What Owen terms “monitoring” evaluation sounds similar to ‘realist’ evaluation (of Pawson & Tilley and others). The key issue is what we can we learn by comparing different sites and times – will this lead to appropriate generalisations to inform future practice, or lead to the wrong conclusions?
OPTION 5: adopt a ‘realist’ evaluation approach
Another idea is to ground evaluation in the realist philosophy. Realists tend to be skeptical of traditional experimental methods when evaluating ‘social’ interventions (as opposed to testing a new drug through standard randomised controlled trials) and argue that it is unrealistic to expect the predictable results of such controlled experiments in the “real world” settings of social or organisational interventions.
Realism is a post-positivist perspective, which Kazi (2001) argues is inclusive of others (empirical practice that focuses on measurable outcomes, interpretivist approaches, and pragmatic approaches) and distinct in seeking to develop theoretical understandings so that the inquirer “can explain the causal mechanisms, and the conditions under which certain outcomes will or will not be realised”.
According to the realist worldview, program/intervention outcomes cannot be explained in isolation: “they can only be explained in the sense of a mechanism that is introduced to effect change in a constellation of other mechanisms and structures, embedded in the context of pre-existing historical, economic, cultural, social and other conditions” (Kazi, 2001).

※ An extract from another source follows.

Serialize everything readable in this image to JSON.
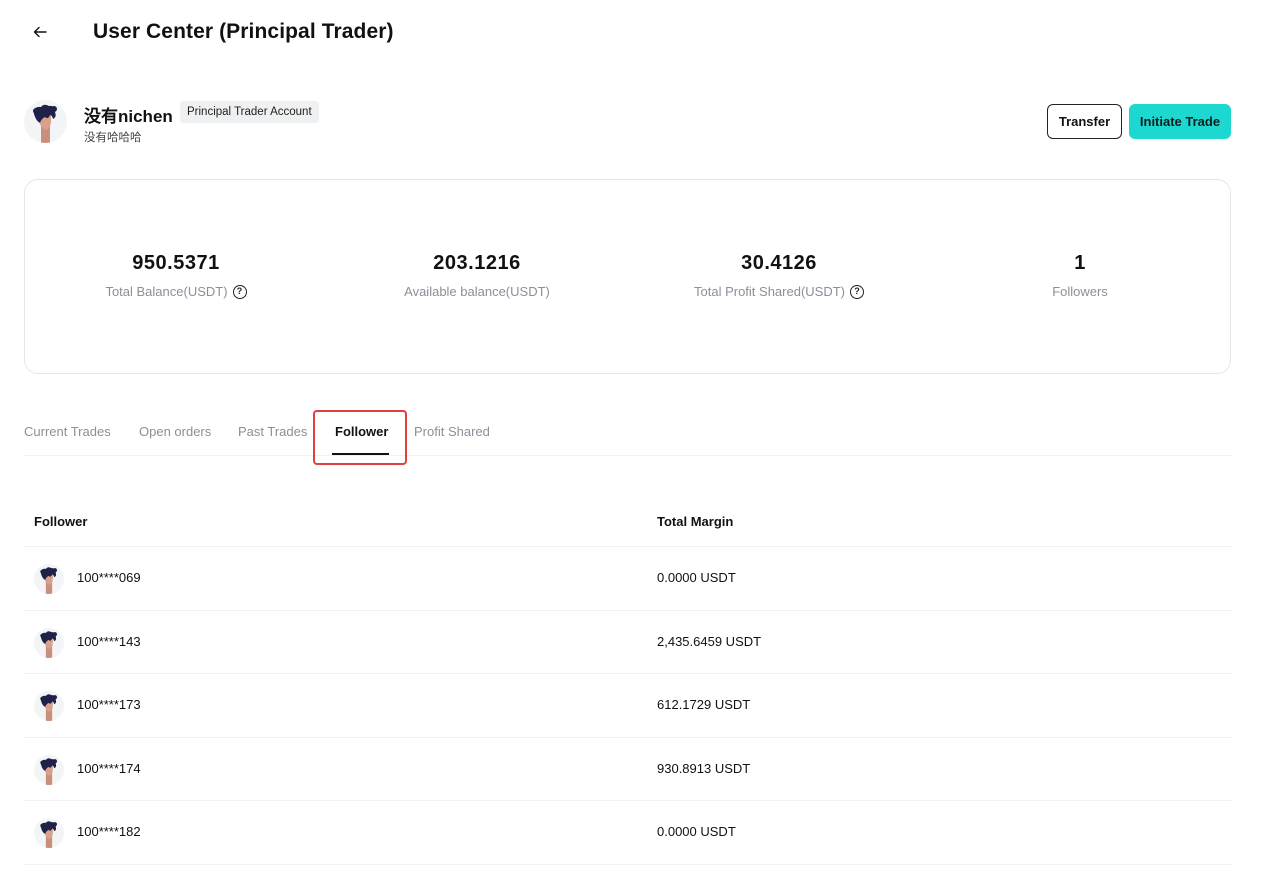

The effectiveness of a program/intervention “is apprehended with an explanation of why the outcomes developed as they did, and how the programme was able to react to other underlying mechanisms, and in what contexts“.
The ‘realist effectiveness cycle’ (Kazi, 2001) involves a dialectic relationship between articulation of interventions models/theory and the realities of practice, in a never-ending cycle that tests and refines intervention models and recognises the complexities of practice.

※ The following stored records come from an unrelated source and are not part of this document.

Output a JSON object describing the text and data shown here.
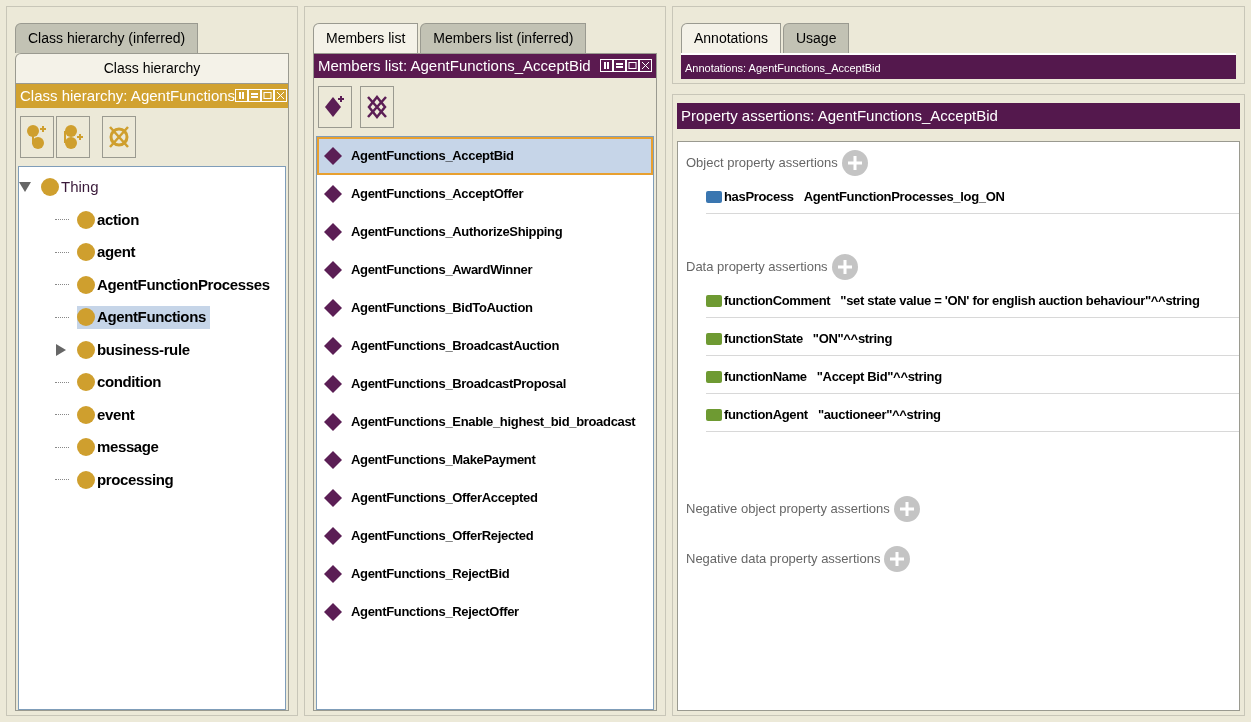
{
  "class_panel": {
    "tabs": [
      {
        "label": "Class hierarchy (inferred)",
        "selected": false
      },
      {
        "label": "Class hierarchy",
        "selected": true
      }
    ],
    "header": "Class hierarchy: AgentFunctions",
    "tree": [
      {
        "label": "Thing",
        "expanded": true,
        "selected": false,
        "children": [
          {
            "label": "action",
            "selected": false
          },
          {
            "label": "agent",
            "selected": false
          },
          {
            "label": "AgentFunctionProcesses",
            "selected": false
          },
          {
            "label": "AgentFunctions",
            "selected": true
          },
          {
            "label": "business-rule",
            "selected": false,
            "expanded": false
          },
          {
            "label": "condition",
            "selected": false
          },
          {
            "label": "event",
            "selected": false
          },
          {
            "label": "message",
            "selected": false
          },
          {
            "label": "processing",
            "selected": false
          }
        ]
      }
    ]
  },
  "members_panel": {
    "tabs": [
      {
        "label": "Members list",
        "selected": true
      },
      {
        "label": "Members list (inferred)",
        "selected": false
      }
    ],
    "header": "Members list: AgentFunctions_AcceptBid",
    "items": [
      {
        "label": "AgentFunctions_AcceptBid",
        "selected": true
      },
      {
        "label": "AgentFunctions_AcceptOffer",
        "selected": false
      },
      {
        "label": "AgentFunctions_AuthorizeShipping",
        "selected": false
      },
      {
        "label": "AgentFunctions_AwardWinner",
        "selected": false
      },
      {
        "label": "AgentFunctions_BidToAuction",
        "selected": false
      },
      {
        "label": "AgentFunctions_BroadcastAuction",
        "selected": false
      },
      {
        "label": "AgentFunctions_BroadcastProposal",
        "selected": false
      },
      {
        "label": "AgentFunctions_Enable_highest_bid_broadcast",
        "selected": false
      },
      {
        "label": "AgentFunctions_MakePayment",
        "selected": false
      },
      {
        "label": "AgentFunctions_OfferAccepted",
        "selected": false
      },
      {
        "label": "AgentFunctions_OfferRejected",
        "selected": false
      },
      {
        "label": "AgentFunctions_RejectBid",
        "selected": false
      },
      {
        "label": "AgentFunctions_RejectOffer",
        "selected": false
      }
    ]
  },
  "details_panel": {
    "tabs": [
      {
        "label": "Annotations",
        "selected": true
      },
      {
        "label": "Usage",
        "selected": false
      }
    ],
    "annotations_header": "Annotations: AgentFunctions_AcceptBid",
    "assertions_header": "Property assertions: AgentFunctions_AcceptBid",
    "sections": [
      {
        "title": "Object property assertions",
        "items": [
          {
            "kind": "object",
            "property": "hasProcess",
            "value": "AgentFunctionProcesses_log_ON"
          }
        ]
      },
      {
        "title": "Data property assertions",
        "items": [
          {
            "kind": "data",
            "property": "functionComment",
            "value": "\"set state value = 'ON' for english auction behaviour\"^^string"
          },
          {
            "kind": "data",
            "property": "functionState",
            "value": "\"ON\"^^string"
          },
          {
            "kind": "data",
            "property": "functionName",
            "value": "\"Accept Bid\"^^string"
          },
          {
            "kind": "data",
            "property": "functionAgent",
            "value": "\"auctioneer\"^^string"
          }
        ]
      },
      {
        "title": "Negative object property assertions"
      },
      {
        "title": "Negative data property assertions"
      }
    ]
  }
}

Without going too deeply into theory, a realist approach appears to present the following opportunities: 1) considering measurable outcomes whilst also using additional methods to consider wider questions noted above (an inclusive approach); 2) prompting the development of more sophisticated propositions about how and why interventions generate particular outcomes; and 3) a conceptual framework to design research that can help to develop an understanding of what conditions are required for certain outcomes to be realised – thus addressing generalisation questions. It also presents challenges in applying to the emerging realist paradigm for evaluation research in new areas – such as to scenario interventions and related discursive/participatory interventions.
Some exponents of ‘realist’ evaluation further argue evaluation should be viewed as a process of theory-building and theory testing. Such theory is based, in part, on a ‘generative’ theory of causality (see Pawson & Tilley’s work). A ‘program’ is viewed as a theory and model of intervention and a core aim of evaluation is to test the extent to which these models are/aren’t analogous with reality.
Currently most published evaluations of scenario interventions and related practices adopt either a process focus, and linked with this, investigate short-term learning effects. This appears to partly be a reflection of the issues faced if seeking to evaluate on the basis of outcomes. Adoption of new evaluation research paradigms (e.g. realist, pragmatic) may enable new approaches that both recognise the complexities of practice and enable consideration of program/intervention outcomes.